EGFR inhibition in keratinocytes increases chemokine expression and immune cell infiltration.

  • Major finding: EGFR inhibition in keratinocytes increases chemokine expression and immune cell infiltration.

  • Approach: Deletion of Egfr in the mouse epidermis serves as a model for EGFR inhibitor–induced skin rashes.

  • Impact: Use of these models may identify ways to avoid dose-limiting skin responses to EGFR inhibitors.

Small molecule and monoclonal antibody inhibitors of EGF receptor (EGFR) have shown clinical activity in EGFR-dependent cancers but cause skin toxicities such as acneiform rashes, dryness, itchiness, and infections. Such adverse events are currently the best predictors of antitumor activity, but they often negatively affect quality of life and lead to dose reduction or treatment discontinuation, which limits treatment efficacy. Mascia and colleagues analyzed the plasma of patients with ovarian cancer before and after treatment with gefitinib and noted increases in proinflammatory chemokine levels after treatment. Lichtenberger and colleagues similarly observed elevated chemokine expression in skin rash biopsies from EGFR inhibitor–treated patients compared with untreated healthy control subjects and also found evidence of increased bacterial colonization, decreased antimicrobial peptide expression, and skin barrier defects in affected patients.
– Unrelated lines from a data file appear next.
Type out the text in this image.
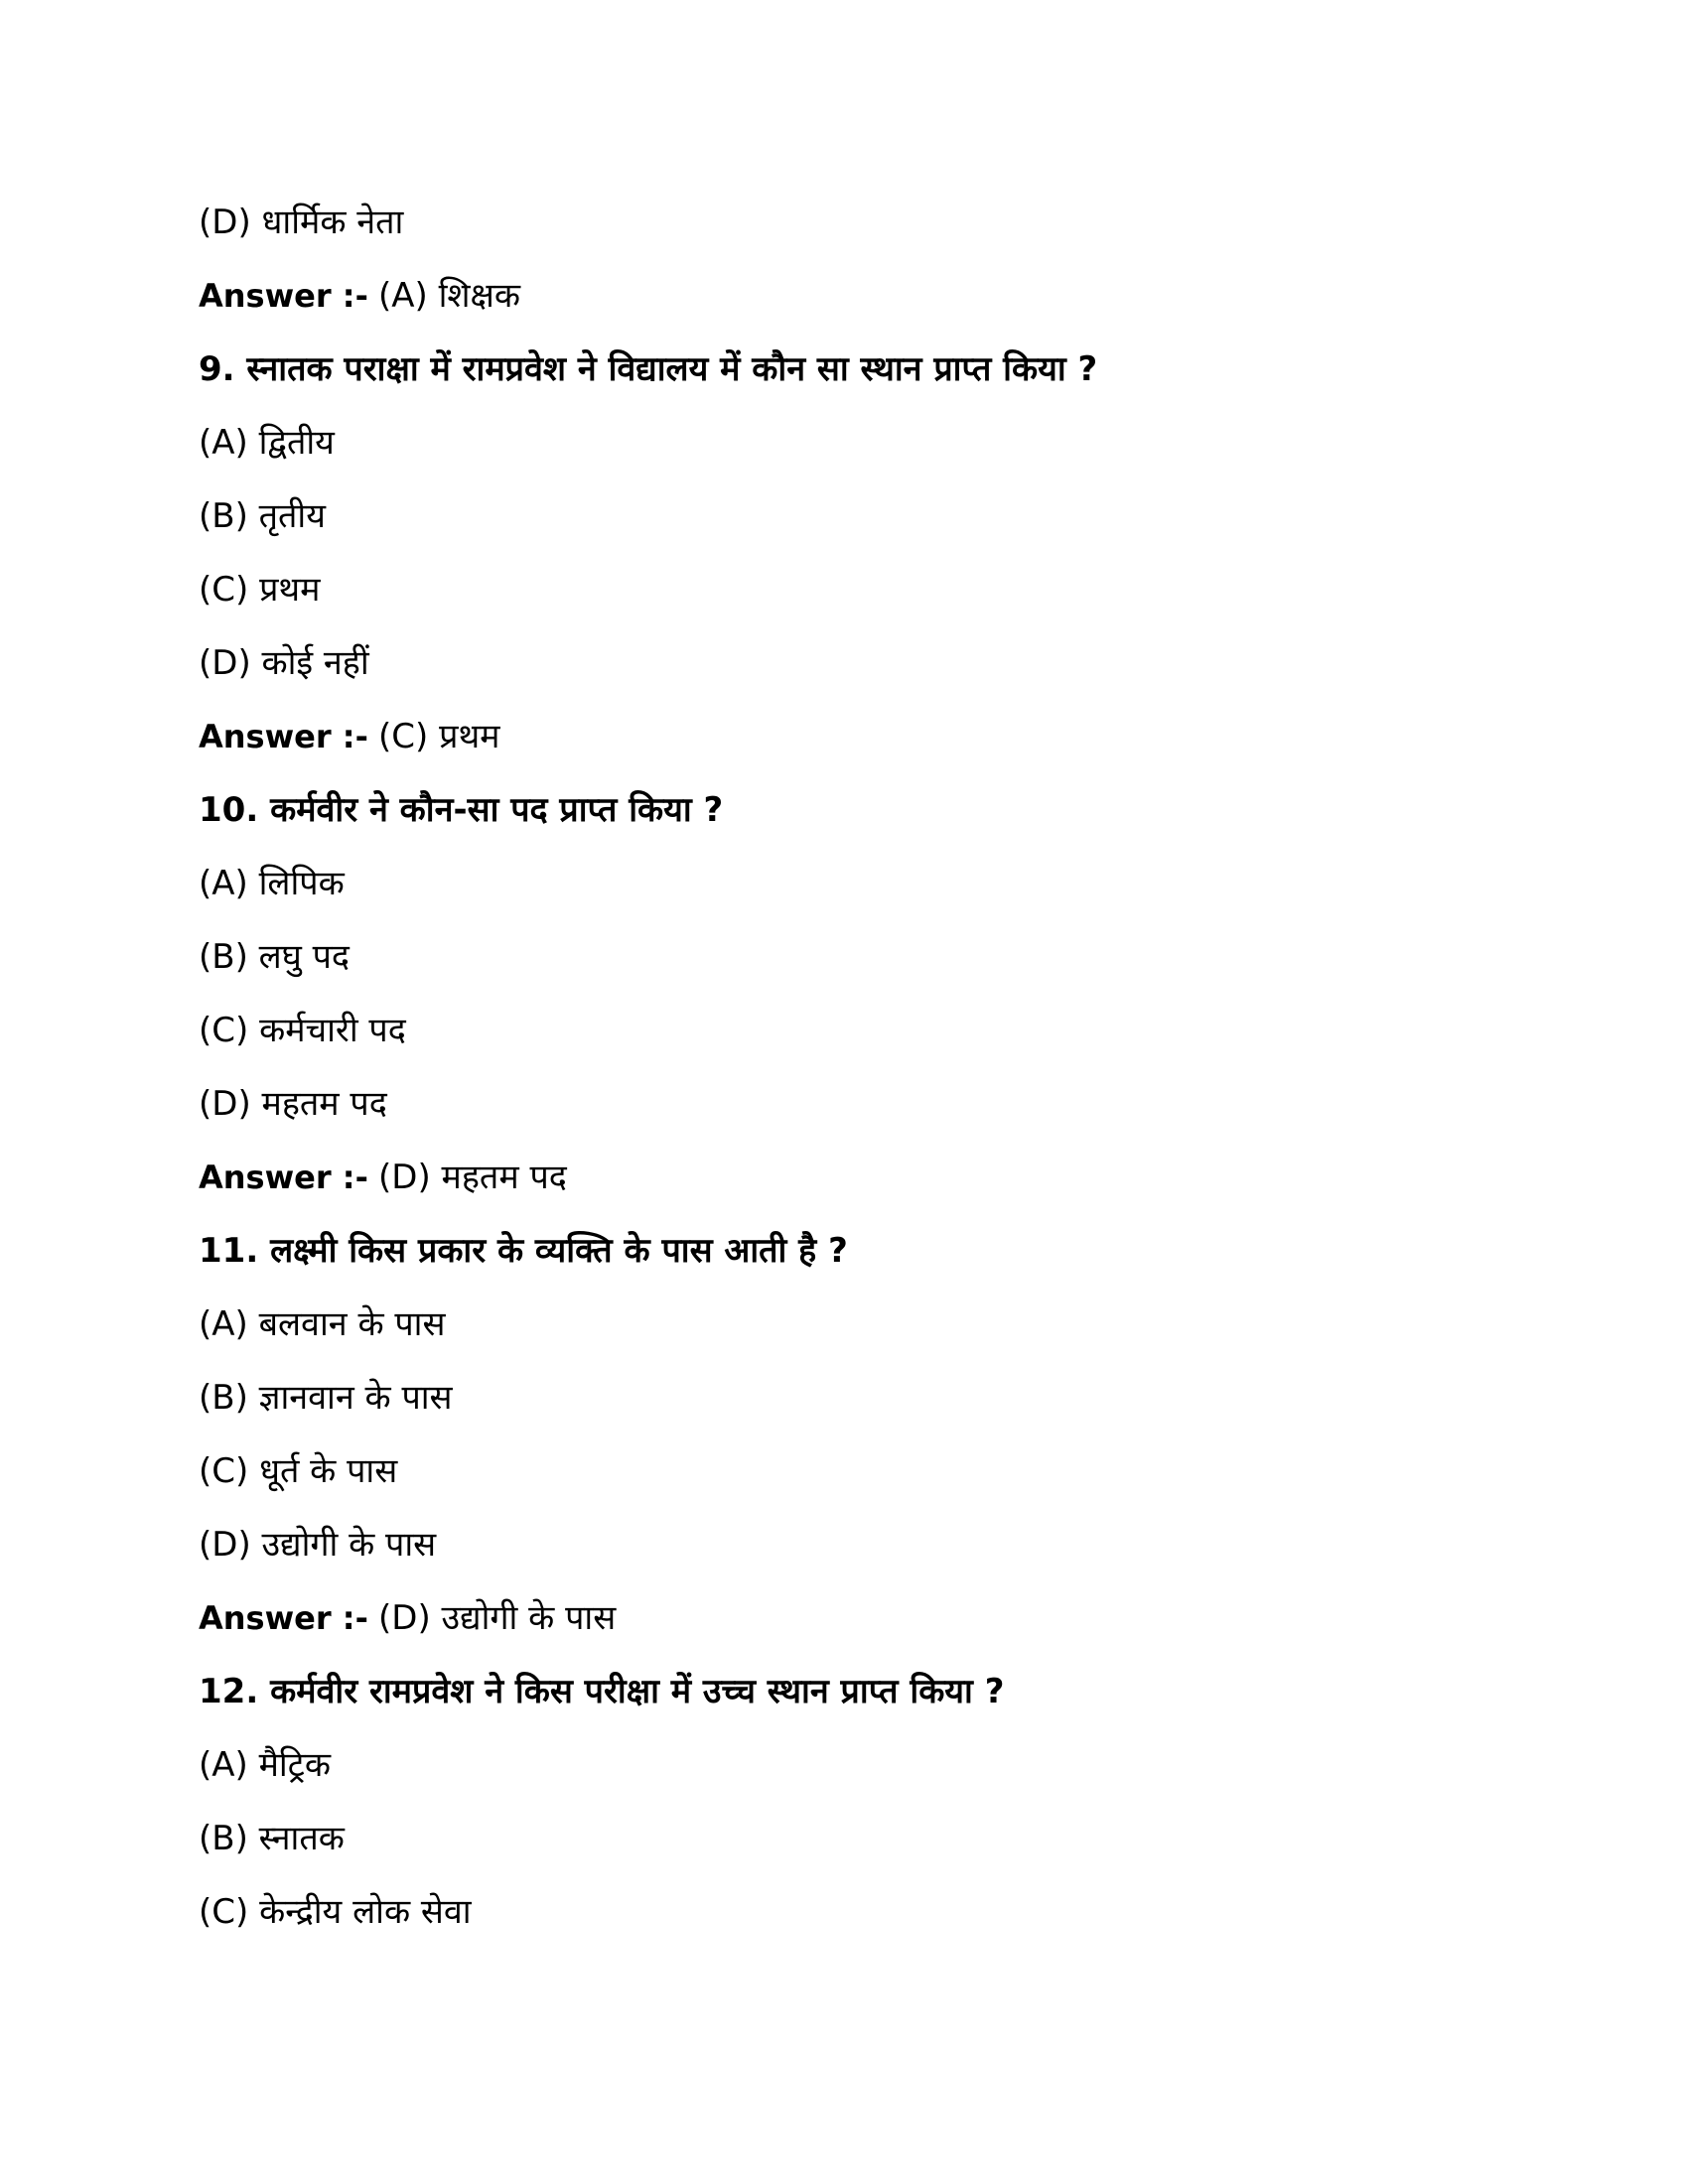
(D) धार्मिक नेता
Answer :- (A) शिक्षक
9. स्नातक पराक्षा में रामप्रवेश ने विद्यालय में कौन सा स्थान प्राप्त किया ?
(A) द्वितीय
(B) तृतीय
(C) प्रथम
(D) कोई नहीं
Answer :- (C) प्रथम
10. कर्मवीर ने कौन-सा पद प्राप्त किया ?
(A) लिपिक
(B) लघु पद
(C) कर्मचारी पद
(D) महतम पद
Answer :- (D) महतम पद
11. लक्ष्मी किस प्रकार के व्यक्ति के पास आती है ?
(A) बलवान के पास
(B) ज्ञानवान के पास
(C) धूर्त के पास
(D) उद्योगी के पास
Answer :- (D) उद्योगी के पास
12. कर्मवीर रामप्रवेश ने किस परीक्षा में उच्च स्थान प्राप्त किया ?
(A) मैट्रिक
(B) स्नातक
(C) केन्द्रीय लोक सेवा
To gain insight into skin-specific effects of EGFR inhibition, both groups generated mouse models specifically lacking EGFR expression in epidermal keratinocytes and found that these mice progressively developed the phenotypic and histologic features of the skin lesions of EGFR inhibitor–treated patients. An early increase in proinflammatory chemokines was observed that promoted the recruitment of macrophages and mast cells, followed by infiltration of T cells, neutrophils, and eosinophils and defects in keratinocyte differentiation. Although both groups ruled out causative roles for lymphocytes and major immune signaling pathways in the EGFR-deficient skin phenotype, Mascia and colleagues found that bisphosphonate-mediated macrophage depletion partially rescued the phenotype of EGFR-deficient skin and normalized inflammatory gene expression, and Lichtenberger and colleagues observed that pharmacologic mast cell inhibition reduced infiltration of immune cells into the epidermis. Together, these findings provide insight into the role of EGFR in the epidermis and suggest potential approaches to prevent dose-limiting skin toxicities caused by EGFR inhibitors, which could improve the effectiveness of anti-EGFR therapy.

Mascia F, Lam G, Keith C, Garber C, Steinberg SM, Kohn E, et al. Genetic ablation of epidermal EGFR reveals the dynamic origin of adverse effects of anti-EGFR therapy. Sci Transl Med 2013;5:199ra110.

Lichtenberger BM, Gerger PA, Holcmann M, Buhren BA, Amberg N, Smolle V, et al. Epidermal EGFR controls cutaneous host defense and prevents inflammation. Sci Transl Med 2013;5:199ra111.